Oligopeptide transport in rat small intestine has been studied in intact tissue,
using the luminally and vascularly perfused isolated jejunum in situ technique, and a
hydrolysis-resistant dipeptide (D-Phe-L-Gln). The data in this thesis can be divided
into two main sections: (l) identification of the transporter proteins, and (2)
short-term regulation of transport.
The basolateral peptide transporter protein has not, to date, been identified. A
candidate protein was identified from membrane vesicles by a photo affinity labelling
technique using a dipeptide derivative ([4-azido-3,5-3H-D-Phe]-L-Ala), previously
shown to be an efficient substrate for the basolateral transporter. The labelled
candidate protein was successfully isolated by 2-DE, which revealed an apparent Mr
of 112 ± 2 kDa and a pI of approximately 6.5. Initial sequence analysis, tryptic
digestion followed by MALDI-TOF analysis and Q-TOF fragmentation of a tryptic
peptide, produced a peptide fingerprint and a sequence tag of 9 amino acids,
respectively, which, together, did not completely and conclusively match to any
known protein sequence contained within databases, therefore suggesting that the
112 kDa protein may be novel.
Short-term regulation of peptide transport was also investigated using the
vascular perfusion method. An amino acid-sensing pathway was discovered, using
L-Leucine as the regulator, involving protein kinase cacades leading to p70S6k
activation and subsequent stimulation ofbasolateral membrane peptide transport.

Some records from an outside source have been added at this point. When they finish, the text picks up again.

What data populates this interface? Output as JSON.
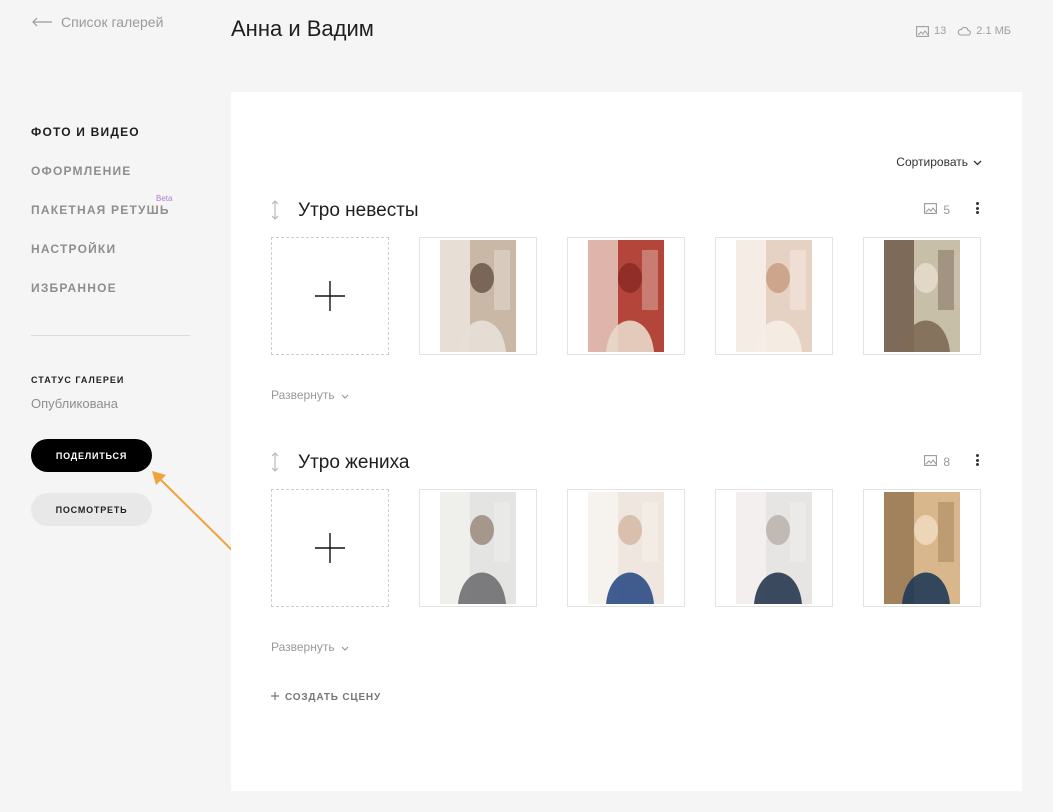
{
  "back_link": {
    "label": "Список галерей"
  },
  "page_title": "Анна и Вадим",
  "gallery_stats": {
    "photos": "13",
    "size": "2.1 МБ"
  },
  "sidebar": {
    "items": [
      {
        "label": "ФОТО И ВИДЕО",
        "active": true
      },
      {
        "label": "ОФОРМЛЕНИЕ",
        "active": false
      },
      {
        "label": "ПАКЕТНАЯ РЕТУШЬ",
        "active": false,
        "badge": "Beta"
      },
      {
        "label": "НАСТРОЙКИ",
        "active": false
      },
      {
        "label": "ИЗБРАННОЕ",
        "active": false
      }
    ],
    "status_label": "СТАТУС ГАЛЕРЕИ",
    "status_value": "Опубликована",
    "share_label": "ПОДЕЛИТЬСЯ",
    "view_label": "ПОСМОТРЕТЬ"
  },
  "main": {
    "sort_label": "Сортировать",
    "scenes": [
      {
        "title": "Утро невесты",
        "count": "5",
        "expand_label": "Развернуть",
        "photos": [
          {
            "icon": "photo-bride-mirror",
            "colors": [
              "#c9b8a6",
              "#e8e0d8",
              "#6b5748",
              "#f3efe9"
            ]
          },
          {
            "icon": "photo-red-shoes",
            "colors": [
              "#b4453a",
              "#e9d8c9",
              "#8a2a24",
              "#f1e6dc"
            ]
          },
          {
            "icon": "photo-dress-back",
            "colors": [
              "#e6d2c2",
              "#f5ede6",
              "#c79e83",
              "#fbf7f3"
            ]
          },
          {
            "icon": "photo-bride-smile",
            "colors": [
              "#c8bfa9",
              "#7e6a55",
              "#e7dccd",
              "#5c4636"
            ]
          }
        ]
      },
      {
        "title": "Утро жениха",
        "count": "8",
        "expand_label": "Развернуть",
        "photos": [
          {
            "icon": "photo-groom-vest",
            "colors": [
              "#e4e4e2",
              "#6f6f72",
              "#9a8a7c",
              "#f3f3f1"
            ]
          },
          {
            "icon": "photo-cufflinks",
            "colors": [
              "#efe6df",
              "#2c4c86",
              "#d5b9a6",
              "#faf6f2"
            ]
          },
          {
            "icon": "photo-groom-mirror",
            "colors": [
              "#e7e5e3",
              "#28374f",
              "#b9b2ab",
              "#f6f4f2"
            ]
          },
          {
            "icon": "photo-bedroom",
            "colors": [
              "#d9b78d",
              "#1f3a56",
              "#f0dcc0",
              "#8a6a48"
            ]
          }
        ]
      }
    ],
    "create_scene_label": "СОЗДАТЬ СЦЕНУ"
  },
  "accent_color": "#f0a33c"
}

A major conclusion arising from the data was the distinction between PepTl
and the basolateral transporter, i.e. the sequence data obtained from the candidate
protein did not match to the PepTl sequence; in addition there appeared to be distinct
mechanisms of regulatory control at the two membranes.

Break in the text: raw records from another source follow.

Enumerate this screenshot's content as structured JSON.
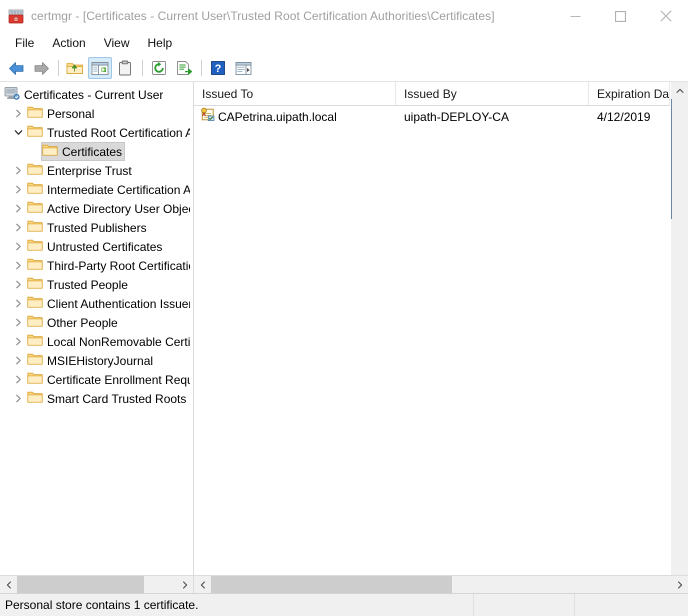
{
  "window": {
    "title": "certmgr - [Certificates - Current User\\Trusted Root Certification Authorities\\Certificates]",
    "app_icon": "certmgr-icon",
    "controls": {
      "minimize": "minimize-button",
      "maximize": "maximize-button",
      "close": "close-button"
    }
  },
  "menubar": {
    "items": [
      {
        "label": "File"
      },
      {
        "label": "Action"
      },
      {
        "label": "View"
      },
      {
        "label": "Help"
      }
    ]
  },
  "toolbar": {
    "buttons": [
      {
        "name": "back-icon",
        "title": "Back"
      },
      {
        "name": "forward-icon",
        "title": "Forward"
      },
      {
        "name": "separator",
        "title": ""
      },
      {
        "name": "up-folder-icon",
        "title": "Up One Level"
      },
      {
        "name": "show-hide-tree-icon",
        "title": "Show/Hide Console Tree",
        "active": true
      },
      {
        "name": "properties-clipboard-icon",
        "title": "Properties"
      },
      {
        "name": "separator",
        "title": ""
      },
      {
        "name": "refresh-icon",
        "title": "Refresh"
      },
      {
        "name": "export-list-icon",
        "title": "Export List"
      },
      {
        "name": "separator",
        "title": ""
      },
      {
        "name": "help-icon",
        "title": "Help"
      },
      {
        "name": "show-action-pane-icon",
        "title": "Show/Hide Action Pane"
      }
    ]
  },
  "tree": {
    "root": {
      "label": "Certificates - Current User",
      "icon": "console-root-icon"
    },
    "items": [
      {
        "label": "Personal",
        "state": "collapsed",
        "indent": 1,
        "selected": false
      },
      {
        "label": "Trusted Root Certification Aut",
        "state": "expanded",
        "indent": 1,
        "selected": false
      },
      {
        "label": "Certificates",
        "state": "leaf",
        "indent": 2,
        "selected": true
      },
      {
        "label": "Enterprise Trust",
        "state": "collapsed",
        "indent": 1,
        "selected": false
      },
      {
        "label": "Intermediate Certification Aut",
        "state": "collapsed",
        "indent": 1,
        "selected": false
      },
      {
        "label": "Active Directory User Object",
        "state": "collapsed",
        "indent": 1,
        "selected": false
      },
      {
        "label": "Trusted Publishers",
        "state": "collapsed",
        "indent": 1,
        "selected": false
      },
      {
        "label": "Untrusted Certificates",
        "state": "collapsed",
        "indent": 1,
        "selected": false
      },
      {
        "label": "Third-Party Root Certification",
        "state": "collapsed",
        "indent": 1,
        "selected": false
      },
      {
        "label": "Trusted People",
        "state": "collapsed",
        "indent": 1,
        "selected": false
      },
      {
        "label": "Client Authentication Issuers",
        "state": "collapsed",
        "indent": 1,
        "selected": false
      },
      {
        "label": "Other People",
        "state": "collapsed",
        "indent": 1,
        "selected": false
      },
      {
        "label": "Local NonRemovable Certifica",
        "state": "collapsed",
        "indent": 1,
        "selected": false
      },
      {
        "label": "MSIEHistoryJournal",
        "state": "collapsed",
        "indent": 1,
        "selected": false
      },
      {
        "label": "Certificate Enrollment Reques",
        "state": "collapsed",
        "indent": 1,
        "selected": false
      },
      {
        "label": "Smart Card Trusted Roots",
        "state": "collapsed",
        "indent": 1,
        "selected": false
      }
    ]
  },
  "list": {
    "columns": [
      {
        "label": "Issued To"
      },
      {
        "label": "Issued By"
      },
      {
        "label": "Expiration Dat"
      }
    ],
    "rows": [
      {
        "icon": "certificate-icon",
        "issued_to": "CAPetrina.uipath.local",
        "issued_by": "uipath-DEPLOY-CA",
        "expiration_date": "4/12/2019"
      }
    ]
  },
  "statusbar": {
    "message": "Personal store contains 1 certificate.",
    "panel2": "",
    "panel3": ""
  },
  "colors": {
    "folder": "#ffd98a",
    "folder_edge": "#e0a72a",
    "accent_selection": "#d9d9d9",
    "toolbar_active": "#d7eaf8",
    "title_text": "#a0a0a0",
    "scrollbar_thumb": "#cdcdcd",
    "scrollbar_track": "#f0f0f0"
  }
}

Efficient delivery of peptidomimetic drugs when adminsitered by the oral
route requires knowledge of short-term regulation of intestinal peptide transport, in
addition to the sequence and structure of the basolateral transporter. This thesis
provides essential information, which may eventually contribute to the unequivocal
identification and sequencing of the intestinal basolateral peptide transporter, ultimately leading to the future development of compounds with high bioavailability.